Per ora, la bozza di progetto presentata in questi giorni da Ugo Angeloni, comandante dei vigili, è stata bocciata senza troppa diplomazia: poltrone moltiplicate, specie per gli ufficiali; confusione e sovrapposizione di uffici; una autonomia ai gruppi territoriali che rischia di trasformarsi in anarchia. Nella riforma proposta, la prima cosa che salta agli occhi è la sparizione definitiva del gruppo Pronto intervento centro storico, i Pics, quello che nel periodo Veltroni-Alemanno-Marino era diventato un po’ il fiore all’occhiello del corpo. Lo smantellamento del Pics è arrivato con la Raggi e ora si avvia a completamento: a fine anno scorso erano rimasti solo 35 agenti in servizio al Gruppo, ora scesi a 11. Nella riforma, il Pics scompare definitivamente. 

LE CRITICITÀ

Seconda cosa: scompaiono le competenze del gruppo Sicurezza pubblica ed emergenziale, quello che si occupava dei campi rom, regolari, tollerati e abusivi, e delle emergenze sociali.
Il gruppo rimane ma i compiti di istituto sono annacquati in un generico «reparto attività esterne». Stessa identica vaga denominazione che viene data a reparti sparpagliati a casaccio un po’ ovunque: alle dipendenze dei gruppi municipali, a quelle del gruppo Intervento traffico e a quello Sicurezza sociale urbana. 

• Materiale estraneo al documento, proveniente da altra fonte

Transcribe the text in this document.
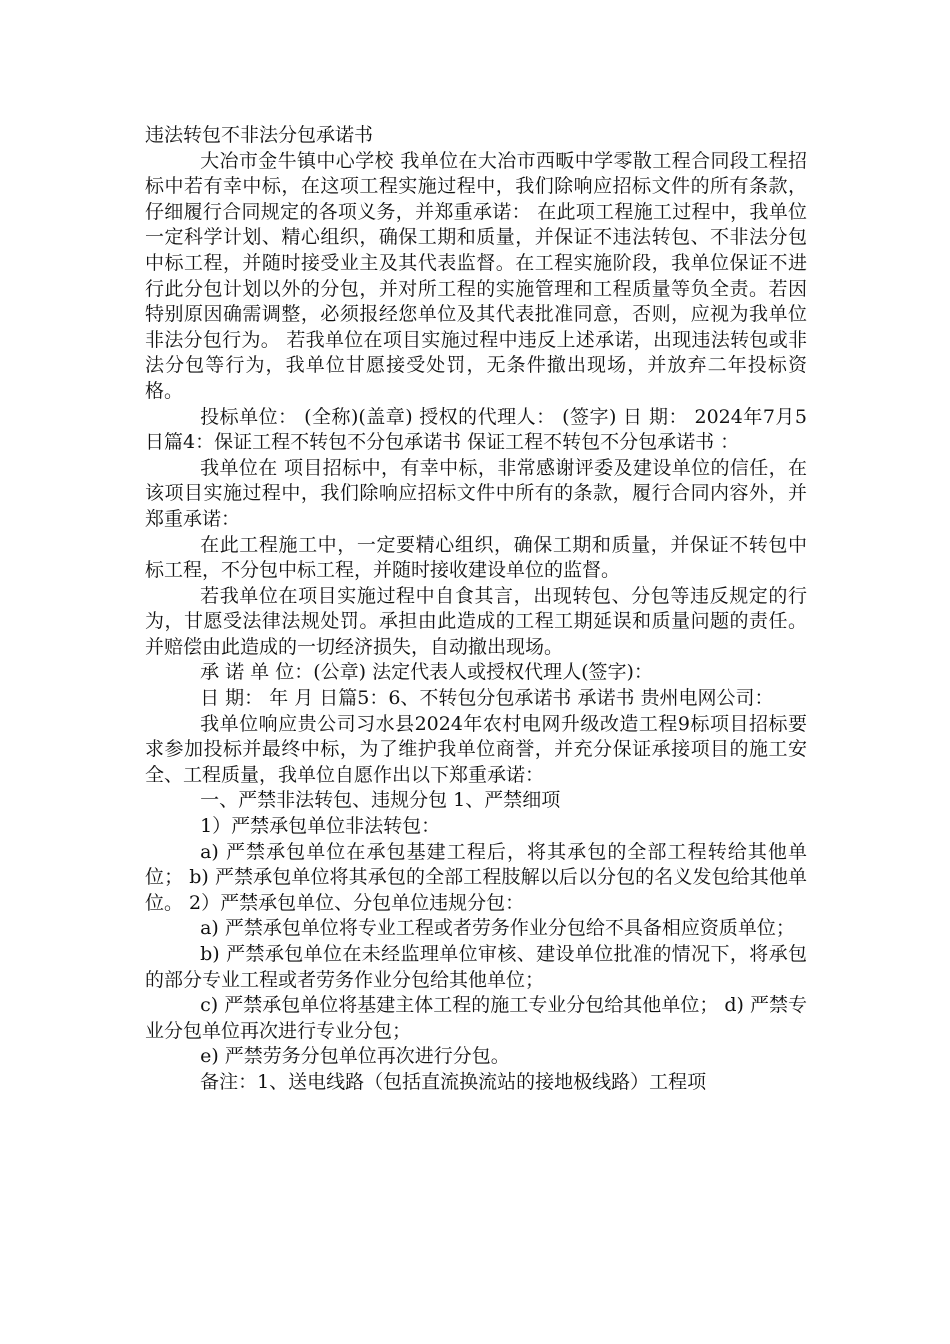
违法转包不非法分包承诺书

大冶市金牛镇中心学校 我单位在大冶市西畈中学零散工程合同段工程招标中若有幸中标，在这项工程实施过程中，我们除响应招标文件的所有条款，仔细履行合同规定的各项义务，并郑重承诺： 在此项工程施工过程中，我单位一定科学计划、精心组织，确保工期和质量，并保证不违法转包、不非法分包中标工程，并随时接受业主及其代表监督。在工程实施阶段，我单位保证不进行此分包计划以外的分包，并对所工程的实施管理和工程质量等负全责。若因特别原因确需调整，必须报经您单位及其代表批准同意，否则，应视为我单位非法分包行为。 若我单位在项目实施过程中违反上述承诺，出现违法转包或非法分包等行为，我单位甘愿接受处罚，无条件撤出现场，并放弃二年投标资格。

投标单位： (全称)(盖章) 授权的代理人： (签字) 日 期： 2024年7月5日篇4：保证工程不转包不分包承诺书 保证工程不转包不分包承诺书 ：

我单位在 项目招标中，有幸中标，非常感谢评委及建设单位的信任，在该项目实施过程中，我们除响应招标文件中所有的条款，履行合同内容外，并郑重承诺：

在此工程施工中，一定要精心组织，确保工期和质量，并保证不转包中标工程，不分包中标工程，并随时接收建设单位的监督。

若我单位在项目实施过程中自食其言，出现转包、分包等违反规定的行为，甘愿受法律法规处罚。承担由此造成的工程工期延误和质量问题的责任。并赔偿由此造成的一切经济损失，自动撤出现场。

承 诺 单 位：(公章) 法定代表人或授权代理人(签字)：

日 期： 年 月 日篇5：6、不转包分包承诺书 承诺书 贵州电网公司：

我单位响应贵公司习水县2024年农村电网升级改造工程9标项目招标要求参加投标并最终中标，为了维护我单位商誉，并充分保证承接项目的施工安全、工程质量，我单位自愿作出以下郑重承诺：

一、严禁非法转包、违规分包 1、严禁细项

1）严禁承包单位非法转包：

a) 严禁承包单位在承包基建工程后，将其承包的全部工程转给其他单位； b) 严禁承包单位将其承包的全部工程肢解以后以分包的名义发包给其他单位。 2）严禁承包单位、分包单位违规分包：

a) 严禁承包单位将专业工程或者劳务作业分包给不具备相应资质单位；

b) 严禁承包单位在未经监理单位审核、建设单位批准的情况下，将承包的部分专业工程或者劳务作业分包给其他单位；

c) 严禁承包单位将基建主体工程的施工专业分包给其他单位； d) 严禁专业分包单位再次进行专业分包；

e) 严禁劳务分包单位再次进行分包。

备注：1、送电线路（包括直流换流站的接地极线路）工程项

Ancora: aumentano le poltrone degli ufficiali senza che sia stato chiarito come saranno scelti, cosa che, stando ai sindacati, lascia pensare che sia il solito avanzamento di carriera per anzianità. A parte i vicecomandanti del Corpo, nella riforma Angeloni sarebbero previsti 12 coordinatori di sezione, ovvero ufficiali con almeno il grado di maggiore. 

I TURNI

Trentuno le sezioni, che sono comandante da un capitano. Numeri da moltiplicare per tre, considerando la suddivisione della giornata in tre turni da 7 ore e 12 minuti. Dalla riforma Angeloni si salvano l’Ufficio studi - quello che si occupa di analizzare le varie normative che vengono emanate e predisporre le indicazioni agli agenti - il Gruppo Pronto intervento traffico e la Scuola del corpo. Ulteriori elementi di confusione emergono, ad esempio, nella gestione del personale. Alle dirette dipendenze del comandante c’è una unità Risorse umane al cui interno trovano spazio le relazioni sindacali, la medicina preventiva, l’armamento ma anche la gestione del salario accessorio, le missioni, l’ordinamento del personale, la contrattazione e la disciplinare. Però, a latere, sempre alle dipendenze del comandante, c’è l’organizzazione e controllo di gestione, con l’economato; poi un’altra Unità per i servizi amministrativi e gli affari generali dove si trova il reparto equipaggiamento, la gestione dei materiali, i contenziosi, i supporti al personale. 

Fronte sindacale, due sono le riserve su questo progetto: la prima, politica, che investe il Campidoglio che deve indicare chiaramente le priorità che gli agenti devono seguire. La seconda, l’organico: riformare i gruppi, drammaticamente sotto organico, senza assumere nuovi agenti è inutile.